Discord vs. Skype

Rachel Gibson

There are many ways to chat with people online. Skype, which comes pre-installed on Windows 10 is one of the most well-known ways to text, call and communicate visually with others. However, the Skype platform has a lot of issues and I think everyone who uses Skype should consider making the switch to Discord.  

     Discord is a communication app that was designed for gaming communities, but since its inception, has found fans beyond those forums. It allows users to text, call and video chat one-on-one or communicate with a group of up to 25 thanks to its latest update. You can send private messages to your friends or participate in servers that allow for the use of bots, assigned roles or themed channels. Not only do I use Discord to communicate with those in my online gaming communities, but I also use it for school projects and workplace communications because it is so versatile.  

    Skype and Discord share similar features, but only Discord offers the ability to include your own emotes and create servers for small groups of friends or entire online communities. It also has better management when it comes to large servers and does not save any files to your computer without your permission. With Skype, any icon changes you make, images or videos you receive and chat logs you create are saved by default, which can clog your hard drive very quickly. Discord also allows you to pin messages for easy access, add reactions to messages and mark them for review later. The platform also allows for better management of group settings when it comes to blocking users, removing messages, and limiting access within the server.  

     Another reason I switched from Skype to Discord is that Discord is ad-free and relies on the community for its support as opposed to Skype, which is constantly schilling for its backers. Once upon a time, it was possible to block Skype’s in-app ads, but the platform’s regular updates kept reinstalling them and made it harder for users to opt out.     

    Skype does have some advantages over Discord though. Discord does not allow users to have an actual phone number and you can’t make calls outside of Discord like you can with Skype. It also allows for more plug-ins or add-ons to be installed if you need them. Discord does allow you to embed within chats or implement bots for certain features, but it is not nearly as customizable.  

     While Discord and Skype do have a lot in common, Discord is fueled by the community and is regularly making changes to improve.

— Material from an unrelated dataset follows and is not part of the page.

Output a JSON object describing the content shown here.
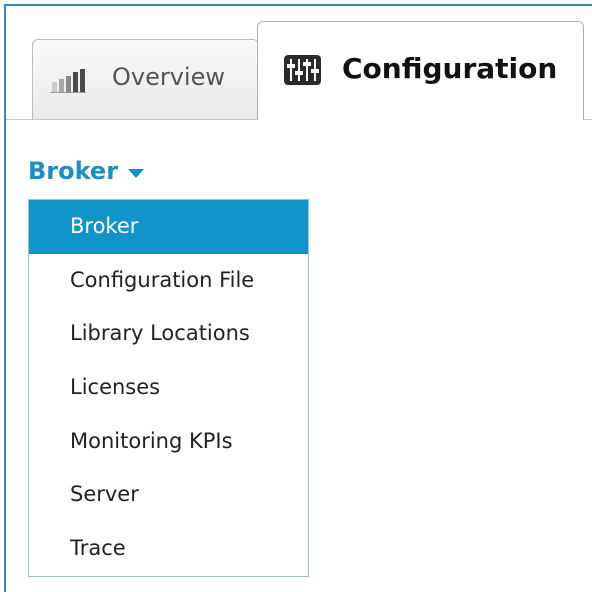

It doesn’t have ads all over the place, and is considerate 

in the way it interacts with the device you have it installed on. It’s better for large communities and works well for small workgroups or students. The biggest difference and the main reason I stuck with Discord is the ability to find communities to hang out with on the platform. 

Skype is good if you need to have a phone number through it, or if you’re using it for talking to just a few family members or friends from time to time. Anything past that, I would recommend Discord.